The joint committee noted that Ireland has no state body with responsibility for child maintenance payments, whereas in other jurisdictions, such as Sweden, New Zealand and Canada, the state is involved in facilitating the transfer of maintenance to parents. The committee recommended that such a state body should be put in place to appropriately seek and pursue maintenance payments, and urged strongly that lone parents should ever have their social protection payment threatened or reduced due to non-receipt of maintenance from the other parent. The obligation to pursue the liable adult should be removed from the lone parent.

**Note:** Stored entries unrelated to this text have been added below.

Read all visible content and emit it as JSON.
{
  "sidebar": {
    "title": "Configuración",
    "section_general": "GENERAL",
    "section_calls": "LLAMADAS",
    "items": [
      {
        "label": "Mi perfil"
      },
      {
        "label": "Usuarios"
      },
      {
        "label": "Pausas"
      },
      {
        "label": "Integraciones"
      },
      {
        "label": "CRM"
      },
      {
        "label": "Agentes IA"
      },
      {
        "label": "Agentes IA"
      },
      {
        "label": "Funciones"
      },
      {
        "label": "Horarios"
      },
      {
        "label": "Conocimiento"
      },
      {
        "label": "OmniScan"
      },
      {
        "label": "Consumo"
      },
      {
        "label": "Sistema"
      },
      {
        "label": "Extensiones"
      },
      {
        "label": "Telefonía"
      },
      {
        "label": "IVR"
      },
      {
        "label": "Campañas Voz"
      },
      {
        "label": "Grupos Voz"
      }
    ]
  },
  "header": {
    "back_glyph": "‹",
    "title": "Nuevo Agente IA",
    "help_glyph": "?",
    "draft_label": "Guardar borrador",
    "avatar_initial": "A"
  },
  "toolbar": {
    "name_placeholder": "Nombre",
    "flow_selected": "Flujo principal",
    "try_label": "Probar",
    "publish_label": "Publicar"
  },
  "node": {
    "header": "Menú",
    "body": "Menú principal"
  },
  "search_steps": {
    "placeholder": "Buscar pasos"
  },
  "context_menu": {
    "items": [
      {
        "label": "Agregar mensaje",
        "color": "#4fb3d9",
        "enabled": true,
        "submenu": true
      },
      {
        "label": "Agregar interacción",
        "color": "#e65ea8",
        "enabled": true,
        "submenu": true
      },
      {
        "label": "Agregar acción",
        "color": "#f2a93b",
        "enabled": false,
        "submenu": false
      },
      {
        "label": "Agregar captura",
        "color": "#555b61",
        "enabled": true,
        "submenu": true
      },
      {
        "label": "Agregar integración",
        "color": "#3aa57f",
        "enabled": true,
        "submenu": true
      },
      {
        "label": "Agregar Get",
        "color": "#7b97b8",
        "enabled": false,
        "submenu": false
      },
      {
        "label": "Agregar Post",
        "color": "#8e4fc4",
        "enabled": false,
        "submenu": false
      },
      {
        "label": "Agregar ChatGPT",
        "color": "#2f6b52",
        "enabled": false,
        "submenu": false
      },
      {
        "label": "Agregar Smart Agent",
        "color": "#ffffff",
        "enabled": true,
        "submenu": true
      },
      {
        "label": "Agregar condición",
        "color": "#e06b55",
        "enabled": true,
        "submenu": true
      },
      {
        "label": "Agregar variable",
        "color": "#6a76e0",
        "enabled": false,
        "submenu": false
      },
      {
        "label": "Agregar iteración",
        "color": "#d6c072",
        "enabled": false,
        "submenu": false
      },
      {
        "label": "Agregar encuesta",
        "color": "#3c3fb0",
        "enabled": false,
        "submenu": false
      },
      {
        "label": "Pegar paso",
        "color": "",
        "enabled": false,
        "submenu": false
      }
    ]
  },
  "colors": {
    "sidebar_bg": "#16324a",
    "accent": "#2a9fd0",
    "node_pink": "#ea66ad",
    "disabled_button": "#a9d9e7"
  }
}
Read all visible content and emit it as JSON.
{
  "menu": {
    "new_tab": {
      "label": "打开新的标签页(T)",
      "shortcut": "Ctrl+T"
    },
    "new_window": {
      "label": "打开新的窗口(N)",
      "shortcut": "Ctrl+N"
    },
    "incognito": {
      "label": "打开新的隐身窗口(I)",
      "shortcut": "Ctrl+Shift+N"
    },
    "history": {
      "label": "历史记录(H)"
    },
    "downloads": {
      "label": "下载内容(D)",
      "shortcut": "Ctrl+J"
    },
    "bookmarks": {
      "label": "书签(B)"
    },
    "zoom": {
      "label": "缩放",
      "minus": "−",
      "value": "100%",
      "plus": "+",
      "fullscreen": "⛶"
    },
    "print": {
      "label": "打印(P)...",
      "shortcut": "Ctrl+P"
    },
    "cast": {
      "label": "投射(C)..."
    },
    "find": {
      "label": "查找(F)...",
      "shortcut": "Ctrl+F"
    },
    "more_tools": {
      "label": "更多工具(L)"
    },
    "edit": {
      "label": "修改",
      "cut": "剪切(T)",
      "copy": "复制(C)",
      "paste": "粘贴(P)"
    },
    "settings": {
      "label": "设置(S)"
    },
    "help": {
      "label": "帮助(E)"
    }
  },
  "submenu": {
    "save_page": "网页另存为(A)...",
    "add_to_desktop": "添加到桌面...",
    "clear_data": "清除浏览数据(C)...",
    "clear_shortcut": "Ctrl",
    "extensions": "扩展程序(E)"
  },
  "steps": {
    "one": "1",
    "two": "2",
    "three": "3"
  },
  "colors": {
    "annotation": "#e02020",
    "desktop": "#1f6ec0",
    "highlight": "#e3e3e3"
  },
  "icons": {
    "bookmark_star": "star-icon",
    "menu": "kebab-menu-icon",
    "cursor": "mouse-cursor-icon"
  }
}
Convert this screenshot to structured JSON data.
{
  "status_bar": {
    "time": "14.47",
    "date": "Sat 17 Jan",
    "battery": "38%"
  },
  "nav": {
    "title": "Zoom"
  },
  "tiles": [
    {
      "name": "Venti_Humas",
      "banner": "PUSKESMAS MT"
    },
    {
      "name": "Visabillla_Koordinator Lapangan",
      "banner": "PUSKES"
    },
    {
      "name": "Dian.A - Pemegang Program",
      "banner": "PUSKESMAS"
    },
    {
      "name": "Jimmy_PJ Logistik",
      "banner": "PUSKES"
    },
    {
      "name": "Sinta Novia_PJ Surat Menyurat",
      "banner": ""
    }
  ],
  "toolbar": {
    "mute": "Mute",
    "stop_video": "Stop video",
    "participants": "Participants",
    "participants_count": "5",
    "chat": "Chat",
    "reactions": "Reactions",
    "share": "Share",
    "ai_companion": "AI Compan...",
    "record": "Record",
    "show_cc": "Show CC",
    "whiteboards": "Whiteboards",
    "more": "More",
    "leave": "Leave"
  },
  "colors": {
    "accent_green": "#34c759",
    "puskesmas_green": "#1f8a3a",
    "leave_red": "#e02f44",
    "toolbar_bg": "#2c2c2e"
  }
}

We have all met lone parents at our clinics who have been unable for a variety of reasons to approach the other parent. It is very telling to meet them, some with the fear of God in them. We can all cite case studies. It is time that the Department considered an alternative system where the individual starting out as the vulnerable one is better protected by the State. It is not always a question of additional payments but of a better and fairer process for that parent.

All of the joint committee's recommendations have been made with the interests of lone parents and their children in mind. The problems of poverty, homelessness and educational disadvantage are not of course confined to lone parents, but their particular set of circumstances results in each individual problem exacerbating the others. As a society, we want to help all families and especially all children to reach their full potential. For that to happen, it behoves us to assist in breaking cycles of poverty and help avoid creating multi-generational disadvantage.